Creating a will is hard. It requires us to look at our own mortality, and forces us to address a big question: what is our legacy after we’re gone? 

This requires some tough thinking. Difficult or not, it’s essential to make a will, especially if you are a parent, or have people who depend on you. Even if you don’t have direct dependents, but have close family (parents, siblings, or a partner), it’s important to think through the will creation process, and ensure you and others are protected. For instance if you pass on, and do not have a partner or identifiable beneficiaries, the government determines how best to deal with your assets. With this path there is often a great deal of uncertainty, and legal costs can spiral ; particularly if there are disputes and the courts need to get involved.

We have explained why you need a will, but the next step is to actually create one. So let’s get started!


  • Commit to getting it done and get started – this is the simplest but hardest step!
  • Decide how you want to produce your will. You can use a legal professional (e.g., a lawyer; or in BC – a notary public) or use online solutions

Note: We do suggest that you work with a legal professional. It may cost more than the online solutions, but you will have peace of mind in knowing you have worked with a professional in creating this important document.

  • One of the most critical things you can do is name an executor and an alternate executor for your estate. This individual will carry out your instructions and wishes regarding your estate, as indicated in your will. This is a very serious role, and for more information on the importance of selecting the best individual, please read this article
  • Identify your beneficiary(ies) – these are the people who will inherit your estate, as Indicated within your will

Note: It is important that you indicate precisely what the beneficiaries are to inherit. If there is more than one beneficiary on a specific item of inheritance, clearly indicate the percentage split between each beneficiary.

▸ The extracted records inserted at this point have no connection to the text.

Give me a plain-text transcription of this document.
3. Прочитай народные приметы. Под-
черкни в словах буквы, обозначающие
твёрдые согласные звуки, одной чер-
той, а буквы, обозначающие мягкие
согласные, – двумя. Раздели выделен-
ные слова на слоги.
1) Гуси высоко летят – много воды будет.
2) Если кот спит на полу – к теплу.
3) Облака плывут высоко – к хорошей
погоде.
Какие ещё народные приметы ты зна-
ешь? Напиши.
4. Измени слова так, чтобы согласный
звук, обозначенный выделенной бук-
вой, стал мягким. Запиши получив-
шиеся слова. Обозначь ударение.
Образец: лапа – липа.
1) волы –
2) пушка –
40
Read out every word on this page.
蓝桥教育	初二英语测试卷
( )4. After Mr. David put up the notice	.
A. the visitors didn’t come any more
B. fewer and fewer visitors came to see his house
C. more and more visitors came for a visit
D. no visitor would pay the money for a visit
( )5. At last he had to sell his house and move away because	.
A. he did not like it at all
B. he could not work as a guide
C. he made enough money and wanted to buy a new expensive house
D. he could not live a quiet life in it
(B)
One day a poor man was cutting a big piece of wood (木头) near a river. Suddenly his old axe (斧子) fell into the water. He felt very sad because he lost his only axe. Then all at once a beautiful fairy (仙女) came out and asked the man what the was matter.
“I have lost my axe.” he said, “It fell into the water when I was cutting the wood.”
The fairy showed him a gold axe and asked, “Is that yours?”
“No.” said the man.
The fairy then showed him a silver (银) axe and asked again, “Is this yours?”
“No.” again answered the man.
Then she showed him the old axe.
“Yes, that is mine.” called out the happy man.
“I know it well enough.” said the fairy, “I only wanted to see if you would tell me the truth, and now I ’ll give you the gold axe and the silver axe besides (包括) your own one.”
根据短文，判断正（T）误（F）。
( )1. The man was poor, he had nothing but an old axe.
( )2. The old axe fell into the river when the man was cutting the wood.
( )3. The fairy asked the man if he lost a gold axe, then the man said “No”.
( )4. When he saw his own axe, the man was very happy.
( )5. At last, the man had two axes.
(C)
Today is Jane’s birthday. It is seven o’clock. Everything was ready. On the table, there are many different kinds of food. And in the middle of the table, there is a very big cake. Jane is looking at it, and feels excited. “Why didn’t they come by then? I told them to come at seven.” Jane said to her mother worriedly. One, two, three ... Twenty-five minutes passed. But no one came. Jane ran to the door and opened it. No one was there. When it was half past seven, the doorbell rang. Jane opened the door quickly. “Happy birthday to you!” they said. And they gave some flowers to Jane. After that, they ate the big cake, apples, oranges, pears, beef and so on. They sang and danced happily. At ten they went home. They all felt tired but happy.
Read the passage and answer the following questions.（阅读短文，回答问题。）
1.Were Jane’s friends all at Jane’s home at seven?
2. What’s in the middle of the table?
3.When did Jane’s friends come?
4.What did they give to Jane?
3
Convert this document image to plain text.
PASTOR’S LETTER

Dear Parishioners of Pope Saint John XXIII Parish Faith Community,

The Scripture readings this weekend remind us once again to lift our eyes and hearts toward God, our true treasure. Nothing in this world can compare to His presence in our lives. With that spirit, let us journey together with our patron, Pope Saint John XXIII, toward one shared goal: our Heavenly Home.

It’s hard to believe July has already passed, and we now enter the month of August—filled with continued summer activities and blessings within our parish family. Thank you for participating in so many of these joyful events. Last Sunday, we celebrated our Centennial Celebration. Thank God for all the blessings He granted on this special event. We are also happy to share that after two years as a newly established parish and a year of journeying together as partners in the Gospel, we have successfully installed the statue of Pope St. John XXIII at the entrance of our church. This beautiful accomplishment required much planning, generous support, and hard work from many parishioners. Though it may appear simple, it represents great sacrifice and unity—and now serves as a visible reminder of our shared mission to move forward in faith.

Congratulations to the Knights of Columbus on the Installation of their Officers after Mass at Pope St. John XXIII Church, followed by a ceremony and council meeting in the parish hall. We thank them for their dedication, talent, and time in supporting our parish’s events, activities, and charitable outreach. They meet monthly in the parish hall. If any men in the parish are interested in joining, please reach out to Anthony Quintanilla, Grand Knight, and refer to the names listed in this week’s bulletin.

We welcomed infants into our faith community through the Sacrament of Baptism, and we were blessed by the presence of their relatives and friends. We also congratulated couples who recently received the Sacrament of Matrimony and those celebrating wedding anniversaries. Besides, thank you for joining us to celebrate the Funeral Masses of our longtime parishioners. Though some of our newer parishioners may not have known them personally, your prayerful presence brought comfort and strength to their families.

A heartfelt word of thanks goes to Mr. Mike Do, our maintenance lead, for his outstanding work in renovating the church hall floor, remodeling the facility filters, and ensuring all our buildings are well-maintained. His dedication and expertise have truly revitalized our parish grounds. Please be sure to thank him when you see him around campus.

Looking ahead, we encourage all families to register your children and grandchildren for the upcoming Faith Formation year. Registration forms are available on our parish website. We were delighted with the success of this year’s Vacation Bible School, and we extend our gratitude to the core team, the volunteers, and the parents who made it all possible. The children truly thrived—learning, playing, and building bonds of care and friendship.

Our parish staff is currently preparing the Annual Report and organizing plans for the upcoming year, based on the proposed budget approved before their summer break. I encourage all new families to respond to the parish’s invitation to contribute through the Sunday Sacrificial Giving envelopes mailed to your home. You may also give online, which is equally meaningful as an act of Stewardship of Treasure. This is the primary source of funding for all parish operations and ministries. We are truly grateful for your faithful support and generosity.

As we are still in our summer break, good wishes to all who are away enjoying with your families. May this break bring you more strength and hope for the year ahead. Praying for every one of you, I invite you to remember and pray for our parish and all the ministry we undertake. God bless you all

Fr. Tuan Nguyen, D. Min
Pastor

  • If you have young children or minors within your care, name a legal guardian and alternate guardian, in your will, before they become adults. This will ensure they are taken care of, should the inevitable happen, until they reach the age of majority
  • Think about other wishes you may have, such as who should take care of your pets that survive you, or any particular instructions you may have about your funeral ceremonies. State these clearly in your will, so there is no ambiguity in the minds of your loved ones
  • Sign your last will and testament
  • A will must be executed correctly with the right execution clauses and witnessed by eligible witnesses. Working with a legal professional will ensure these steps are followed precisely
  • Store the physical document in a secure location and save a digital version of the will as well. This is where ReadyWhen can play a helpful role in both storage and accessibility


You can make a change to your will at any time, and as your wishes dictate. We strongly recommend making a point of updating it whenever you go through a major life change, such as: 

  • The birth or adoption of a child
  • Marriage or a divorce
  • Buying or selling a home
  • The death of one of your beneficiaries or executors
  • Major changes in your financial situation


The ReadyWhen platform will digitally store and securely protect such critical information (i.e. wills, power of attorney documents, asset titles, etc.) once you have these prepared; as well as with quite a few other important things: 

  • Secure storage for life: You can save your Will in your ReadyWhen account free for life. If you have Will’s in multiple Canadian provinces, or even in different countries, ReadyWhen has the ability to store all of them
  • Accessibility: Using our Teams functionality, you can name your beneficiaries and the executor of your Will within the ReadyWhen platform. By adding people to your Team, they will have access to the various pieces of information in your account; always based on the permissions you set. This way they are made aware of, and can easily access, critical information when the time comes. You can also easily add your (legal and financial) professional team members to your account, so they have access and can upload any documents securely on your behalf, as required
  • Legal changes: Over the last few years, advancements in internet technologies have driven many industries to evolve and digitally transform their paper based, manual operations. This certainly holds true for the Estate planning industry. Recent societal changes at a global scale, fueled by the spread of the COVID-19 pandemic, are driving the laws to change, in order to meet this new reality. As the laws change across Canada, ReadyWhen not only provides the latest updates to you, but also ensures the ReadyWhen Platform is evolving to meet the new reality of what these changes represent. With ReadyWhen, you and your Team will always always be prepared

The content on the ReadyWhen Platform is provided for general information purposes only and does not constitute legal or other professional advice or an opinion of any kind.